Well yeah but because the game froze and i was pressing keys on my keyboard i mean i just hope i didnt press a hotkey for delete or something, i dont believe avast has a hotkey or you can delete using keyboard?

[Lisandro]

i dont believe avast has a hotkey or you can delete using keyboard?

avast don't have this features. You'll receive a virus warning and this message (window) has a delete button.

[Joyful]

Any news on the fix?

[belalessandro]

wait.. the fix will be relased soon
in the meanwhile follow the instructions about the two Exclusion lists..

[mrg3dit2002]

can someone plz post the default command line of the exclusion.
i cant seem to get it rite <i just wana play>

[Wafuzz]

Yeah it is quite bothersome. I am looking forward to the next update.

[Barbaricfellow]

If i tell AVAST to exclude these files.., then why won't it do just that???

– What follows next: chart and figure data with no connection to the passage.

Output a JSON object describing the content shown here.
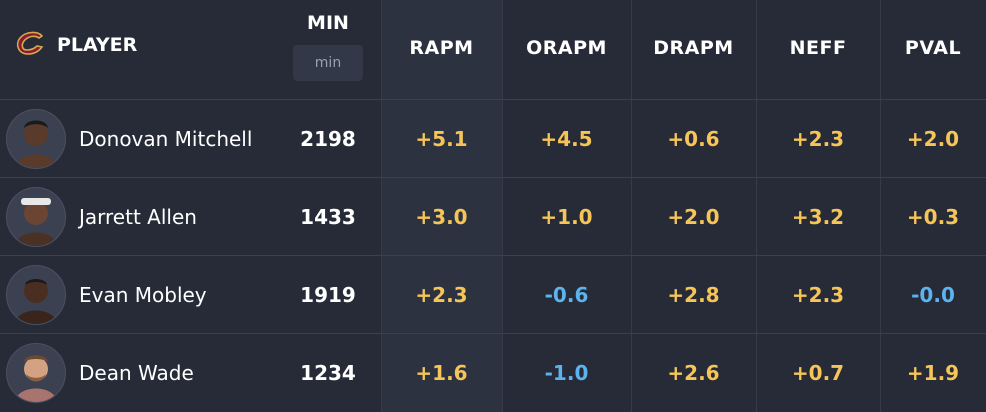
{
  "header": {
    "player_label": "PLAYER",
    "team_logo_icon": "cavaliers-c-logo-icon",
    "min_label": "MIN",
    "min_sub_label": "min",
    "columns": [
      "RAPM",
      "ORAPM",
      "DRAPM",
      "NEFF",
      "PVAL"
    ]
  },
  "colors": {
    "positive": "#f6c558",
    "negative": "#5bb4ee",
    "background": "#262b37"
  },
  "rows": [
    {
      "name": "Donovan Mitchell",
      "min": "2198",
      "rapm": "+5.1",
      "orapm": "+4.5",
      "drapm": "+0.6",
      "neff": "+2.3",
      "pval": "+2.0"
    },
    {
      "name": "Jarrett Allen",
      "min": "1433",
      "rapm": "+3.0",
      "orapm": "+1.0",
      "drapm": "+2.0",
      "neff": "+3.2",
      "pval": "+0.3"
    },
    {
      "name": "Evan Mobley",
      "min": "1919",
      "rapm": "+2.3",
      "orapm": "-0.6",
      "drapm": "+2.8",
      "neff": "+2.3",
      "pval": "-0.0"
    },
    {
      "name": "Dean Wade",
      "min": "1234",
      "rapm": "+1.6",
      "orapm": "-1.0",
      "drapm": "+2.6",
      "neff": "+0.7",
      "pval": "+1.9"
    }
  ]
}
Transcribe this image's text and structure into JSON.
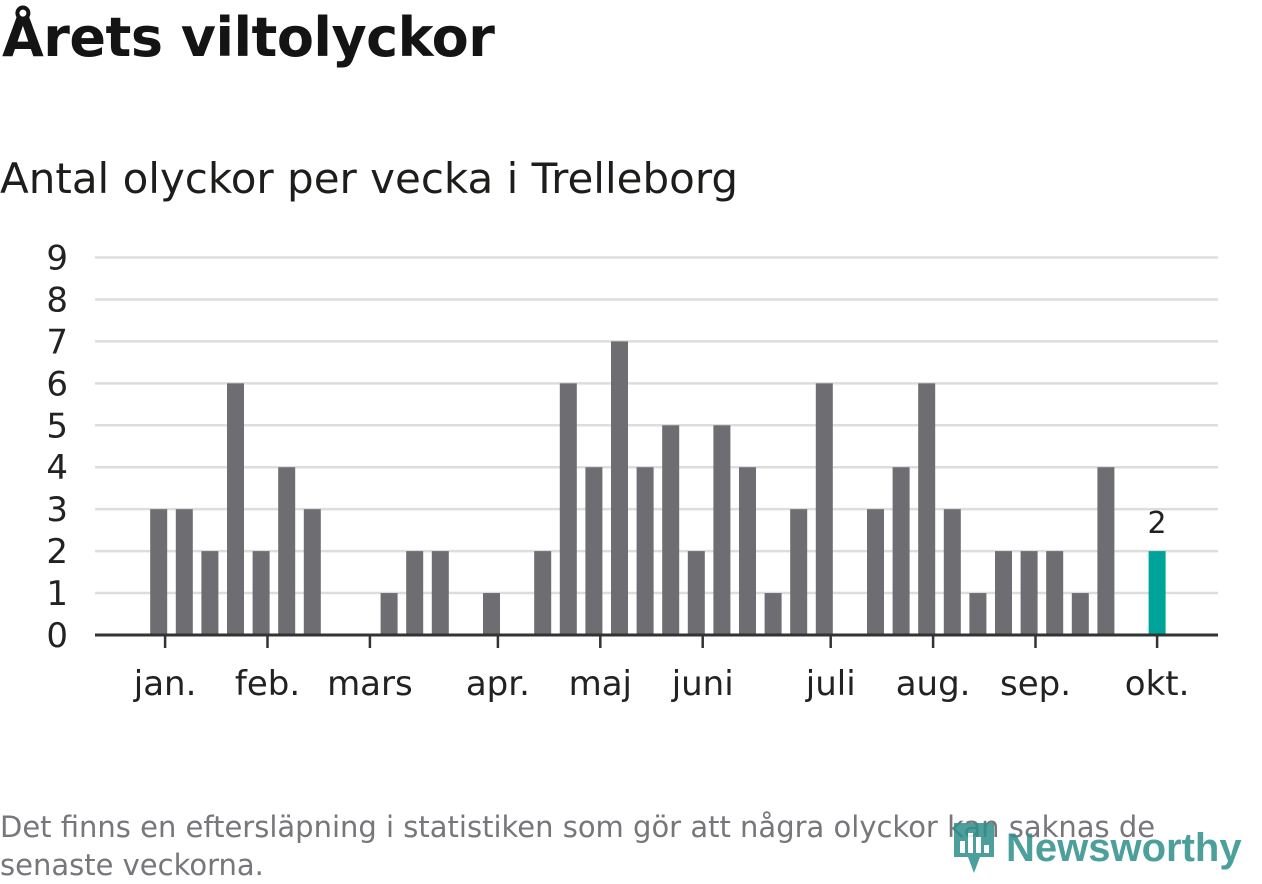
{
  "title": "Årets viltolyckor",
  "subtitle": "Antal olyckor per vecka i Trelleborg",
  "footnote": "Det finns en eftersläpning i statistiken som gör att några olyckor kan saknas de senaste veckorna.",
  "brand": "Newsworthy",
  "colors": {
    "bar": "#6e6d72",
    "highlight": "#00a39a",
    "grid": "#dddddd",
    "axis": "#333333",
    "text": "#222222"
  },
  "chart_data": {
    "type": "bar",
    "ylim": [
      0,
      9
    ],
    "yticks": [
      0,
      1,
      2,
      3,
      4,
      5,
      6,
      7,
      8,
      9
    ],
    "values": [
      0,
      0,
      3,
      3,
      2,
      6,
      2,
      4,
      3,
      0,
      0,
      1,
      2,
      2,
      0,
      1,
      0,
      2,
      6,
      4,
      7,
      4,
      5,
      2,
      5,
      4,
      1,
      3,
      6,
      0,
      3,
      4,
      6,
      3,
      1,
      2,
      2,
      2,
      1,
      4,
      0,
      2
    ],
    "highlight_index": 41,
    "highlight_label": "2",
    "month_labels": [
      {
        "label": "jan.",
        "bar": 2.25
      },
      {
        "label": "feb.",
        "bar": 6.25
      },
      {
        "label": "mars",
        "bar": 10.25
      },
      {
        "label": "apr.",
        "bar": 15.25
      },
      {
        "label": "maj",
        "bar": 19.25
      },
      {
        "label": "juni",
        "bar": 23.25
      },
      {
        "label": "juli",
        "bar": 28.25
      },
      {
        "label": "aug.",
        "bar": 32.25
      },
      {
        "label": "sep.",
        "bar": 36.25
      },
      {
        "label": "okt.",
        "bar": 41.0
      }
    ],
    "grid": true,
    "legend": "none"
  }
}
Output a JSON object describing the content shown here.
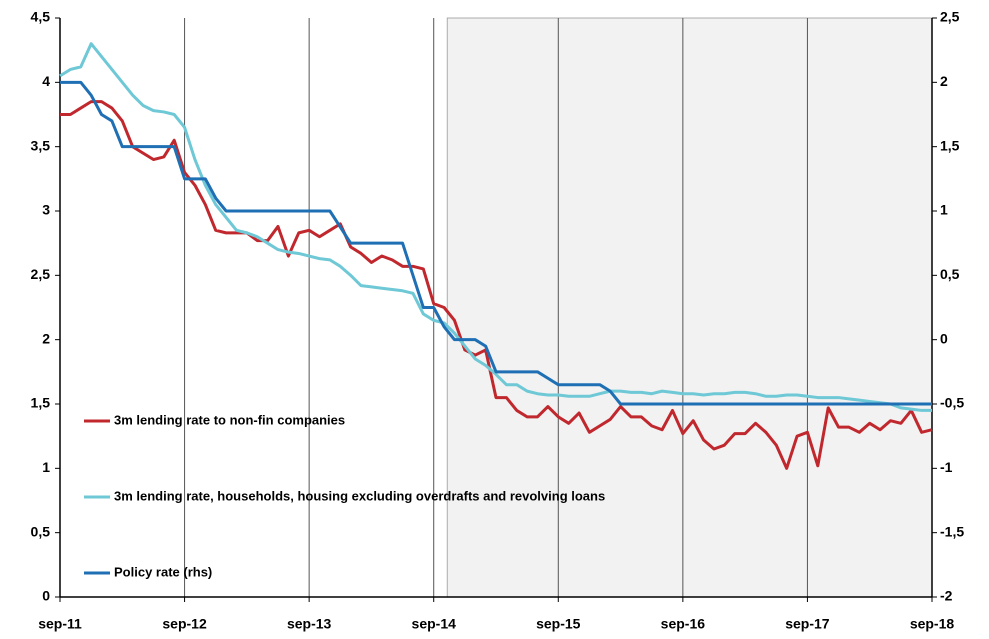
{
  "chart_data": {
    "type": "line",
    "categories": [
      "sep-11",
      null,
      null,
      null,
      null,
      null,
      null,
      null,
      null,
      null,
      null,
      null,
      "sep-12",
      null,
      null,
      null,
      null,
      null,
      null,
      null,
      null,
      null,
      null,
      null,
      "sep-13",
      null,
      null,
      null,
      null,
      null,
      null,
      null,
      null,
      null,
      null,
      null,
      "sep-14",
      null,
      null,
      null,
      null,
      null,
      null,
      null,
      null,
      null,
      null,
      null,
      "sep-15",
      null,
      null,
      null,
      null,
      null,
      null,
      null,
      null,
      null,
      null,
      null,
      "sep-16",
      null,
      null,
      null,
      null,
      null,
      null,
      null,
      null,
      null,
      null,
      null,
      "sep-17",
      null,
      null,
      null,
      null,
      null,
      null,
      null,
      null,
      null,
      null,
      null,
      "sep-18"
    ],
    "series": [
      {
        "name": "3m lending rate to non-fin companies",
        "color": "#c0282e",
        "values": [
          3.75,
          3.75,
          3.8,
          3.85,
          3.85,
          3.8,
          3.7,
          3.5,
          3.45,
          3.4,
          3.42,
          3.55,
          3.3,
          3.2,
          3.05,
          2.85,
          2.83,
          2.83,
          2.83,
          2.77,
          2.77,
          2.88,
          2.65,
          2.83,
          2.85,
          2.8,
          2.85,
          2.9,
          2.72,
          2.67,
          2.6,
          2.65,
          2.62,
          2.57,
          2.57,
          2.55,
          2.28,
          2.25,
          2.15,
          1.92,
          1.88,
          1.92,
          1.55,
          1.55,
          1.45,
          1.4,
          1.4,
          1.48,
          1.4,
          1.35,
          1.43,
          1.28,
          1.33,
          1.38,
          1.48,
          1.4,
          1.4,
          1.33,
          1.3,
          1.45,
          1.27,
          1.37,
          1.22,
          1.15,
          1.18,
          1.27,
          1.27,
          1.35,
          1.28,
          1.18,
          1.0,
          1.25,
          1.28,
          1.02,
          1.47,
          1.32,
          1.32,
          1.28,
          1.35,
          1.3,
          1.37,
          1.35,
          1.45,
          1.28,
          1.3
        ]
      },
      {
        "name": "3m lending rate, households, housing excluding overdrafts and revolving loans",
        "color": "#6ec8d6",
        "values": [
          4.05,
          4.1,
          4.12,
          4.3,
          4.2,
          4.1,
          4.0,
          3.9,
          3.82,
          3.78,
          3.77,
          3.75,
          3.65,
          3.4,
          3.2,
          3.05,
          2.95,
          2.85,
          2.83,
          2.8,
          2.75,
          2.7,
          2.68,
          2.67,
          2.65,
          2.63,
          2.62,
          2.57,
          2.5,
          2.42,
          2.41,
          2.4,
          2.39,
          2.38,
          2.36,
          2.2,
          2.15,
          2.13,
          2.05,
          1.95,
          1.85,
          1.8,
          1.73,
          1.65,
          1.65,
          1.6,
          1.58,
          1.57,
          1.57,
          1.56,
          1.56,
          1.56,
          1.58,
          1.6,
          1.6,
          1.59,
          1.59,
          1.58,
          1.6,
          1.59,
          1.58,
          1.58,
          1.57,
          1.58,
          1.58,
          1.59,
          1.59,
          1.58,
          1.56,
          1.56,
          1.57,
          1.57,
          1.56,
          1.55,
          1.55,
          1.55,
          1.54,
          1.53,
          1.52,
          1.51,
          1.5,
          1.47,
          1.46,
          1.45,
          1.45
        ]
      },
      {
        "name": "Policy rate (rhs)",
        "color": "#1f6fb4",
        "axis": "y2",
        "values": [
          2,
          2,
          2,
          1.9,
          1.75,
          1.7,
          1.5,
          1.5,
          1.5,
          1.5,
          1.5,
          1.5,
          1.25,
          1.25,
          1.25,
          1.1,
          1,
          1,
          1,
          1,
          1,
          1,
          1,
          1,
          1,
          1,
          1,
          0.875,
          0.75,
          0.75,
          0.75,
          0.75,
          0.75,
          0.75,
          0.5,
          0.25,
          0.25,
          0.1,
          0,
          0,
          0,
          -0.05,
          -0.25,
          -0.25,
          -0.25,
          -0.25,
          -0.25,
          -0.3,
          -0.35,
          -0.35,
          -0.35,
          -0.35,
          -0.35,
          -0.4,
          -0.5,
          -0.5,
          -0.5,
          -0.5,
          -0.5,
          -0.5,
          -0.5,
          -0.5,
          -0.5,
          -0.5,
          -0.5,
          -0.5,
          -0.5,
          -0.5,
          -0.5,
          -0.5,
          -0.5,
          -0.5,
          -0.5,
          -0.5,
          -0.5,
          -0.5,
          -0.5,
          -0.5,
          -0.5,
          -0.5,
          -0.5,
          -0.5,
          -0.5,
          -0.5,
          -0.5
        ]
      }
    ],
    "ylim": [
      0,
      4.5
    ],
    "yticks": [
      0,
      {
        "value": 0.5,
        "label": "0,5"
      },
      1,
      {
        "value": 1.5,
        "label": "1,5"
      },
      2,
      {
        "value": 2.5,
        "label": "2,5"
      },
      3,
      {
        "value": 3.5,
        "label": "3,5"
      },
      4,
      {
        "value": 4.5,
        "label": "4,5"
      }
    ],
    "y2lim": [
      -2,
      2.5
    ],
    "y2ticks": [
      -2,
      {
        "value": -1.5,
        "label": "-1,5"
      },
      -1,
      {
        "value": -0.5,
        "label": "-0,5"
      },
      0,
      {
        "value": 0.5,
        "label": "0,5"
      },
      1,
      {
        "value": 1.5,
        "label": "1,5"
      },
      2,
      {
        "value": 2.5,
        "label": "2,5"
      }
    ],
    "shaded_from_index": 37.3,
    "grid": "x",
    "legend": "left"
  }
}
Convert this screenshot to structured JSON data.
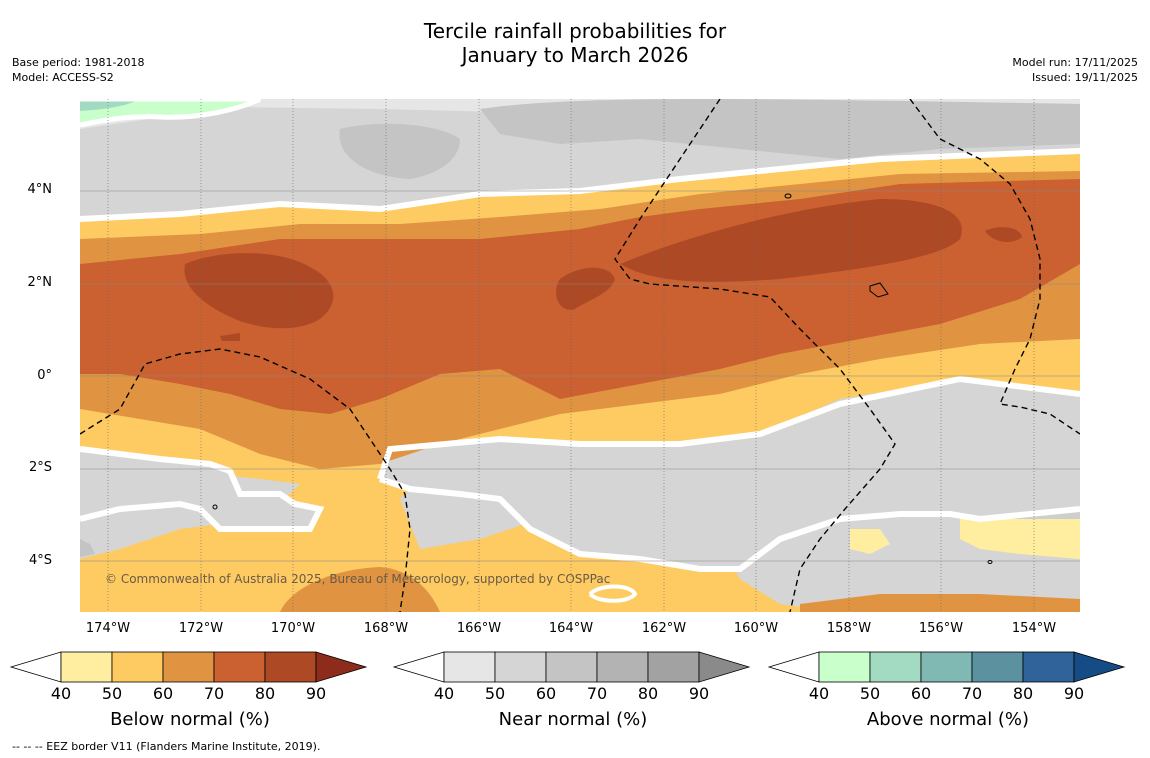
{
  "title": {
    "line1": "Tercile rainfall probabilities for",
    "line2": "January to March 2026"
  },
  "meta_left": {
    "base_period": "Base period: 1981-2018",
    "model": "Model: ACCESS-S2"
  },
  "meta_right": {
    "model_run": "Model run: 17/11/2025",
    "issued": "Issued: 19/11/2025"
  },
  "map": {
    "lat_labels": [
      "4°N",
      "2°N",
      "0°",
      "2°S",
      "4°S"
    ],
    "lon_labels": [
      "174°W",
      "172°W",
      "170°W",
      "168°W",
      "166°W",
      "164°W",
      "162°W",
      "160°W",
      "158°W",
      "156°W",
      "154°W"
    ],
    "copyright": "© Commonwealth of Australia 2025, Bureau of Meteorology, supported by COSPPac"
  },
  "colorbars": [
    {
      "title": "Below normal (%)",
      "ticks": [
        "40",
        "50",
        "60",
        "70",
        "80",
        "90"
      ],
      "colors": [
        "#ffffff",
        "#ffeea0",
        "#fecb62",
        "#e09442",
        "#cb6130",
        "#ae4926",
        "#8e2c1c"
      ]
    },
    {
      "title": "Near normal (%)",
      "ticks": [
        "40",
        "50",
        "60",
        "70",
        "80",
        "90"
      ],
      "colors": [
        "#ffffff",
        "#e6e6e6",
        "#d5d5d5",
        "#c4c4c4",
        "#b3b3b3",
        "#a2a2a2",
        "#8a8a8a"
      ]
    },
    {
      "title": "Above normal (%)",
      "ticks": [
        "40",
        "50",
        "60",
        "70",
        "80",
        "90"
      ],
      "colors": [
        "#ffffff",
        "#c8ffcb",
        "#a2dbc1",
        "#80b8b4",
        "#5c92a0",
        "#2f6399",
        "#164c86"
      ]
    }
  ],
  "eez_note": "--  --  -- EEZ border V11 (Flanders Marine Institute, 2019)."
}
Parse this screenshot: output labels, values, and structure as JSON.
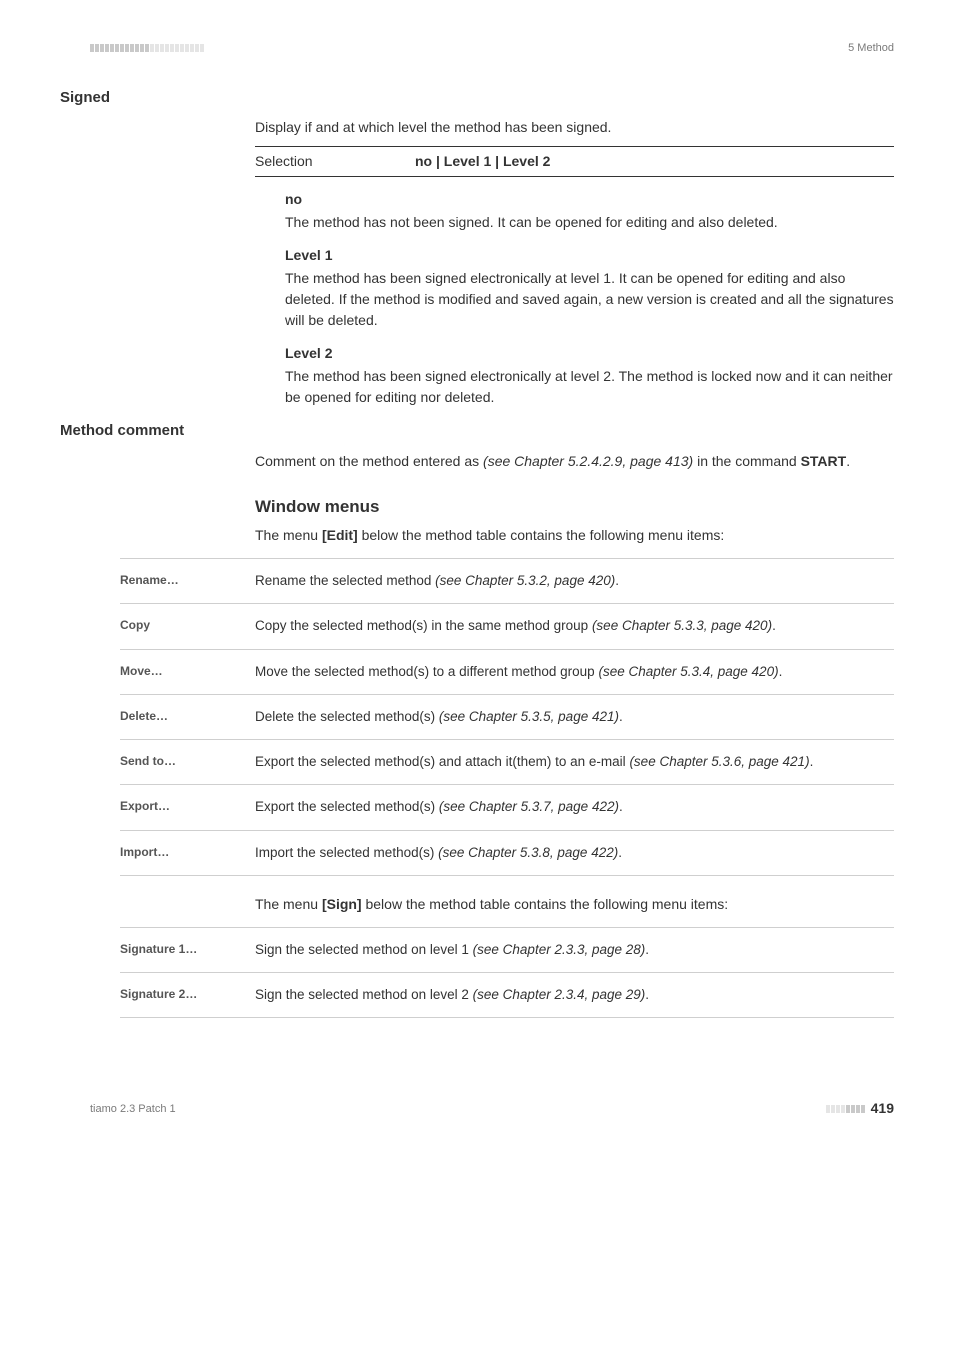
{
  "header": {
    "chapter": "5 Method"
  },
  "signed": {
    "label": "Signed",
    "intro": "Display if and at which level the method has been signed.",
    "selection_label": "Selection",
    "selection_value": "no | Level 1 | Level 2",
    "opts": [
      {
        "head": "no",
        "body": "The method has not been signed. It can be opened for editing and also deleted."
      },
      {
        "head": "Level 1",
        "body": "The method has been signed electronically at level 1. It can be opened for editing and also deleted. If the method is modified and saved again, a new version is created and all the signatures will be deleted."
      },
      {
        "head": "Level 2",
        "body": "The method has been signed electronically at level 2. The method is locked now and it can neither be opened for editing nor deleted."
      }
    ]
  },
  "method_comment": {
    "label": "Method comment",
    "body_pre": "Comment on the method entered as ",
    "body_ital": "(see Chapter 5.2.4.2.9, page 413)",
    "body_post": " in the command ",
    "body_bold": "START",
    "body_end": "."
  },
  "window_menus": {
    "title": "Window menus",
    "intro_pre": "The menu ",
    "intro_bold": "[Edit]",
    "intro_post": " below the method table contains the following menu items:",
    "edit_items": [
      {
        "key": "Rename…",
        "desc_pre": "Rename the selected method ",
        "desc_ital": "(see Chapter 5.3.2, page 420)",
        "desc_post": "."
      },
      {
        "key": "Copy",
        "desc_pre": "Copy the selected method(s) in the same method group ",
        "desc_ital": "(see Chapter 5.3.3, page 420)",
        "desc_post": "."
      },
      {
        "key": "Move…",
        "desc_pre": "Move the selected method(s) to a different method group ",
        "desc_ital": "(see Chapter 5.3.4, page 420)",
        "desc_post": "."
      },
      {
        "key": "Delete…",
        "desc_pre": "Delete the selected method(s) ",
        "desc_ital": "(see Chapter 5.3.5, page 421)",
        "desc_post": "."
      },
      {
        "key": "Send to…",
        "desc_pre": "Export the selected method(s) and attach it(them) to an e-mail ",
        "desc_ital": "(see Chapter 5.3.6, page 421)",
        "desc_post": "."
      },
      {
        "key": "Export…",
        "desc_pre": "Export the selected method(s) ",
        "desc_ital": "(see Chapter 5.3.7, page 422)",
        "desc_post": "."
      },
      {
        "key": "Import…",
        "desc_pre": "Import the selected method(s) ",
        "desc_ital": "(see Chapter 5.3.8, page 422)",
        "desc_post": "."
      }
    ],
    "sign_intro_pre": "The menu ",
    "sign_intro_bold": "[Sign]",
    "sign_intro_post": " below the method table contains the following menu items:",
    "sign_items": [
      {
        "key": "Signature 1…",
        "desc_pre": "Sign the selected method on level 1 ",
        "desc_ital": "(see Chapter 2.3.3, page 28)",
        "desc_post": "."
      },
      {
        "key": "Signature 2…",
        "desc_pre": "Sign the selected method on level 2 ",
        "desc_ital": "(see Chapter 2.3.4, page 29)",
        "desc_post": "."
      }
    ]
  },
  "footer": {
    "product": "tiamo 2.3 Patch 1",
    "page": "419"
  },
  "style": {
    "tick_colors": [
      "#c9c9c9",
      "#e5e5e5"
    ],
    "rule_color": "#cfcfcf"
  }
}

There are two Exclusion lists:

For the Standard Shield provider (on-access scanning):
Left click the 'a' blue icon, click on the provider icon at left and then Customize.
Go to Advanced tab and click on Add button...

For the other providers (on-demand scanning such as the screen-saver or the Simple User Interface):
Right click the 'a' blue icon, click Program Settings.
Go to Exclusions tab and click on Add button...

You can use wildcards like * and ?.
But be careful, you should 'exclude' that many files that let your system in danger.

The first time  I opened the main program and went to advanced and then added the files to the  exclusions list
But where would i need to do it on the simple interface?
Should i choose   web-shield ,network-shield or standard-shield in the left pane?

[ratchetclan4]

thanks for the new update problems fixed...

why was it classed as a rootkit-gen?...because it spys on files to see if they contain hacks ect?